題名『求婚のはなし』

題名
『求婚のはなし』
(裏テーマ・忘れられない、いつまでも)



 六畳一間のアパートで小さなキッチンにバス・トイレ付き。

 西陽が射し込む二階で風呂はとても小さかった。

 家賃は五万で、それに管理費と車の駐車代も取られた。

 それでも僕にはお城だった。

 住めば都だった。


 隣には母子家庭の母娘が住んでいて、保育園に通っている女の子はお転婆で可愛かった。夜中にかんしゃくをおこして泣き叫ぶのは正直に言うと困ったけれど、イライラは不思議に無かった。お母さんも親切で優しくて応援したくなる母娘だったから、かな。

 

 反対の隣には高齢のお婆さんが一人で住んでいた。

 何年か前までは夫婦で住んでいたらしいが夫の方が病気で亡くなり一人暮らしになったらしい。それ以来、少し気難しいうるさい性格になり、僕もテレビの音量を少し大きくしただけで壁をドン!と鳴らされた。


 そこで彼女と同棲を始めたのは1年前。

 すぐに隣の母娘とも仲良くなり、隣のお婆さんにも気に入られて、お惣菜なんかを貰っていた。

 とても明るくて人付き合いが上手くて、人見知りの僕はそういう所も好きになった理由かもしれない。


「いつ、結婚されるんですか?」

 半年も立たないうちにそんなふうによく聞かれるようになった。もちろん僕も結婚は意識していたけれど、彼女はそれを望んではいないようだったので黙っていた。


 ある深夜に彼女のスマホがうるさく鳴った。

 彼女のお父さんが倒れて救急車で病院へ運ばれて手術をしているとのお母さんからの電話だった。

 僕の運転で二人で病院に駆けつけた。

 病名は心筋梗塞だった。

 手術はうまくいき助かったけれど、彼女もお母さんも不安そうだったので僕はその日の仕事を休んで二人に付き添った。

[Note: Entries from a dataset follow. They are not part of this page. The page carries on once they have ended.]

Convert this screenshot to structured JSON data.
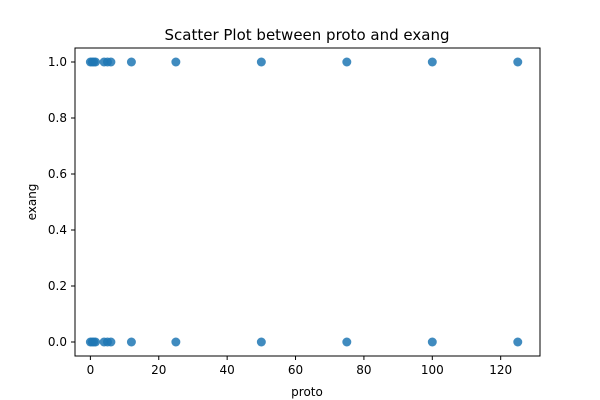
{
  "chart_data": {
    "type": "scatter",
    "title": "Scatter Plot between proto and exang",
    "xlabel": "proto",
    "ylabel": "exang",
    "xlim": [
      -4.5,
      131.5
    ],
    "ylim": [
      -0.05,
      1.05
    ],
    "xticks": [
      {
        "value": 0,
        "label": "0"
      },
      {
        "value": 20,
        "label": "20"
      },
      {
        "value": 40,
        "label": "40"
      },
      {
        "value": 60,
        "label": "60"
      },
      {
        "value": 80,
        "label": "80"
      },
      {
        "value": 100,
        "label": "100"
      },
      {
        "value": 120,
        "label": "120"
      }
    ],
    "yticks": [
      {
        "value": 0.0,
        "label": "0.0"
      },
      {
        "value": 0.2,
        "label": "0.2"
      },
      {
        "value": 0.4,
        "label": "0.4"
      },
      {
        "value": 0.6,
        "label": "0.6"
      },
      {
        "value": 0.8,
        "label": "0.8"
      },
      {
        "value": 1.0,
        "label": "1.0"
      }
    ],
    "grid": false,
    "legend": "none",
    "marker_color": "#1f77b4",
    "series": [
      {
        "points": [
          {
            "x": 0,
            "y": 1
          },
          {
            "x": 0.5,
            "y": 1
          },
          {
            "x": 1,
            "y": 1
          },
          {
            "x": 1.5,
            "y": 1
          },
          {
            "x": 4,
            "y": 1
          },
          {
            "x": 5,
            "y": 1
          },
          {
            "x": 6,
            "y": 1
          },
          {
            "x": 12,
            "y": 1
          },
          {
            "x": 25,
            "y": 1
          },
          {
            "x": 50,
            "y": 1
          },
          {
            "x": 75,
            "y": 1
          },
          {
            "x": 100,
            "y": 1
          },
          {
            "x": 125,
            "y": 1
          },
          {
            "x": 0,
            "y": 0
          },
          {
            "x": 0.5,
            "y": 0
          },
          {
            "x": 1,
            "y": 0
          },
          {
            "x": 1.5,
            "y": 0
          },
          {
            "x": 4,
            "y": 0
          },
          {
            "x": 5,
            "y": 0
          },
          {
            "x": 6,
            "y": 0
          },
          {
            "x": 12,
            "y": 0
          },
          {
            "x": 25,
            "y": 0
          },
          {
            "x": 50,
            "y": 0
          },
          {
            "x": 75,
            "y": 0
          },
          {
            "x": 100,
            "y": 0
          },
          {
            "x": 125,
            "y": 0
          }
        ]
      }
    ]
  }
}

「忘れられない、いつまでも。…そんなふうに言っていたから、それが理由かもしれない」


 僕が彼女のお母さんにさり気なく結婚のことを相談したら、そんなふうに呟いて、それから黙り込んでしまった。これ以上は絶対に言えないという雰囲気があった。


 僕は彼女の誕生日にプロポーズをした。

 彼女は泣いていた。でも、うん…とは言わなかった。

「せめて、理由を聞かせて?」

 僕はつい問い詰めるように強くそう言ってしまった。

「ごめんね、私が悪いの」

 そう言って、辛そうだけど、すべて話してくれた。


 お母さんが言っていた『忘れられない、いつまでも。』のことも分かった。

 それは、高校時代の話だった。

 

 彼女は高校時代、友達だった先輩に強姦されたらしい。

 それだけじゃなく、妊娠もして堕胎もしている

 だから、僕と付き合うまでは男性が怖くて友達として一緒に食事をするだけでも過呼吸になることがあったらしい。

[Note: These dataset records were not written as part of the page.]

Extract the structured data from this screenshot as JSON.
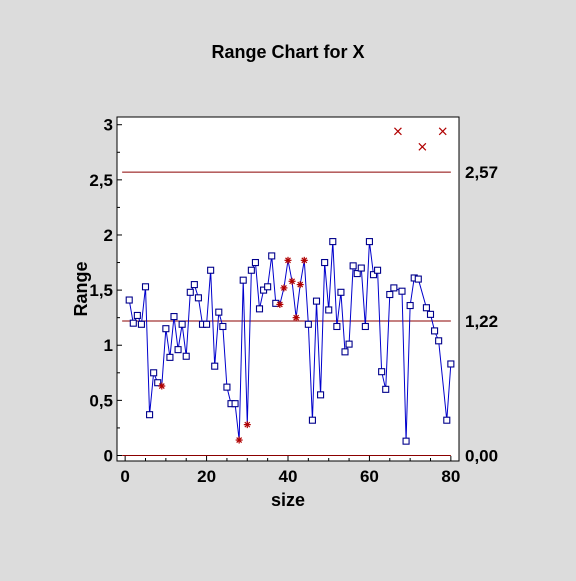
{
  "chart_data": {
    "type": "line",
    "title": "Range Chart for X",
    "xlabel": "size",
    "ylabel": "Range",
    "xlim": [
      -2,
      82
    ],
    "ylim": [
      -0.05,
      3.07
    ],
    "x_ticks": [
      0,
      20,
      40,
      60,
      80
    ],
    "x_tick_labels": [
      "0",
      "20",
      "40",
      "60",
      "80"
    ],
    "y_ticks": [
      0,
      0.5,
      1,
      1.5,
      2,
      2.5,
      3
    ],
    "y_tick_labels": [
      "0",
      "0,5",
      "1",
      "1,5",
      "2",
      "2,5",
      "3"
    ],
    "grid": false,
    "control_limits": [
      {
        "value": 2.57,
        "label": "2,57"
      },
      {
        "value": 1.22,
        "label": "1,22"
      },
      {
        "value": 0.0,
        "label": "0,00"
      }
    ],
    "series": [
      {
        "values": [
          [
            1,
            1.41
          ],
          [
            2,
            1.2
          ],
          [
            3,
            1.27
          ],
          [
            4,
            1.19
          ],
          [
            5,
            1.53
          ],
          [
            6,
            0.37
          ],
          [
            7,
            0.75
          ],
          [
            8,
            0.66
          ],
          [
            9,
            0.63
          ],
          [
            10,
            1.15
          ],
          [
            11,
            0.89
          ],
          [
            12,
            1.26
          ],
          [
            13,
            0.96
          ],
          [
            14,
            1.19
          ],
          [
            15,
            0.9
          ],
          [
            16,
            1.48
          ],
          [
            17,
            1.55
          ],
          [
            18,
            1.43
          ],
          [
            19,
            1.19
          ],
          [
            20,
            1.19
          ],
          [
            21,
            1.68
          ],
          [
            22,
            0.81
          ],
          [
            23,
            1.3
          ],
          [
            24,
            1.17
          ],
          [
            25,
            0.62
          ],
          [
            26,
            0.47
          ],
          [
            27,
            0.47
          ],
          [
            28,
            0.14
          ],
          [
            29,
            1.59
          ],
          [
            30,
            0.28
          ],
          [
            31,
            1.68
          ],
          [
            32,
            1.75
          ],
          [
            33,
            1.33
          ],
          [
            34,
            1.5
          ],
          [
            35,
            1.53
          ],
          [
            36,
            1.81
          ],
          [
            37,
            1.38
          ],
          [
            38,
            1.37
          ],
          [
            39,
            1.52
          ],
          [
            40,
            1.77
          ],
          [
            41,
            1.58
          ],
          [
            42,
            1.25
          ],
          [
            43,
            1.55
          ],
          [
            44,
            1.77
          ],
          [
            45,
            1.19
          ],
          [
            46,
            0.32
          ],
          [
            47,
            1.4
          ],
          [
            48,
            0.55
          ],
          [
            49,
            1.75
          ],
          [
            50,
            1.32
          ],
          [
            51,
            1.94
          ],
          [
            52,
            1.17
          ],
          [
            53,
            1.48
          ],
          [
            54,
            0.94
          ],
          [
            55,
            1.01
          ],
          [
            56,
            1.72
          ],
          [
            57,
            1.65
          ],
          [
            58,
            1.7
          ],
          [
            59,
            1.17
          ],
          [
            60,
            1.94
          ],
          [
            61,
            1.64
          ],
          [
            62,
            1.68
          ],
          [
            63,
            0.76
          ],
          [
            64,
            0.6
          ],
          [
            65,
            1.46
          ],
          [
            66,
            1.52
          ],
          [
            68,
            1.49
          ],
          [
            69,
            0.13
          ],
          [
            70,
            1.36
          ],
          [
            71,
            1.61
          ],
          [
            72,
            1.6
          ],
          [
            74,
            1.34
          ],
          [
            75,
            1.28
          ],
          [
            76,
            1.13
          ],
          [
            77,
            1.04
          ],
          [
            79,
            0.32
          ],
          [
            80,
            0.83
          ]
        ],
        "marker": "square",
        "color": "#00008b"
      }
    ],
    "highlighted_points": {
      "marker": "asterisk",
      "color": "#b00000",
      "x": [
        9,
        28,
        30,
        38,
        39,
        40,
        41,
        42,
        43,
        44
      ]
    },
    "excluded_points": {
      "marker": "x",
      "color": "#b00000",
      "values": [
        [
          67,
          2.94
        ],
        [
          73,
          2.8
        ],
        [
          78,
          2.94
        ]
      ]
    },
    "colors": {
      "background": "#dcdcdc",
      "plot_background": "#ffffff",
      "line": "#0000cd",
      "marker": "#00008b",
      "limit_line": "#8b0000",
      "highlight": "#b00000",
      "text": "#000000"
    }
  }
}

 僕と出会って、好きになり、一生懸命変わろうとして努力してきたらしい。

 そういえば、セックスはあまり好きじゃないって言うし、隣が気になるって言うからほとんどしていない。

 僕のことは大好きだから、同棲して変われたらって思ってきたけどやっぱり、夜は拒んでしまうと思うと言った。


「大変だったことは分かる。理由も分かった。辛かったと思うし心の傷も治らないのかもしれない。でも、あきらめる理由にはしたくない。そんな過去に負けたくない。二人の幸せの形を見つけたい」

 僕は泣いていた。なんか、めちゃくちゃ泣いて、彼女に、

叫んでいた。

「僕はセックスがしたいんじゃない。君と生きたいんだ。生活して、一緒に爺ちゃん婆ちゃんになれたら最高の人生なんだ。もういちど考えてくれ、僕と結婚してくださーい!」

「……………うん」


 翌朝、隣のお母さんにゴミ出しで出会った。そしたら近づいてきて耳元で、

「結婚、おめでとう」

 そう言われてしまった。顔が真っ赤になった。

 空を見上げたら、晴天だった。

「今日は暑くなりそうね」

 それはあきらかに僕をからかう意味も含まれていた。

「そうですね」

 そうつれなく答えたが、僕の胸は幸せでいっぱいだった。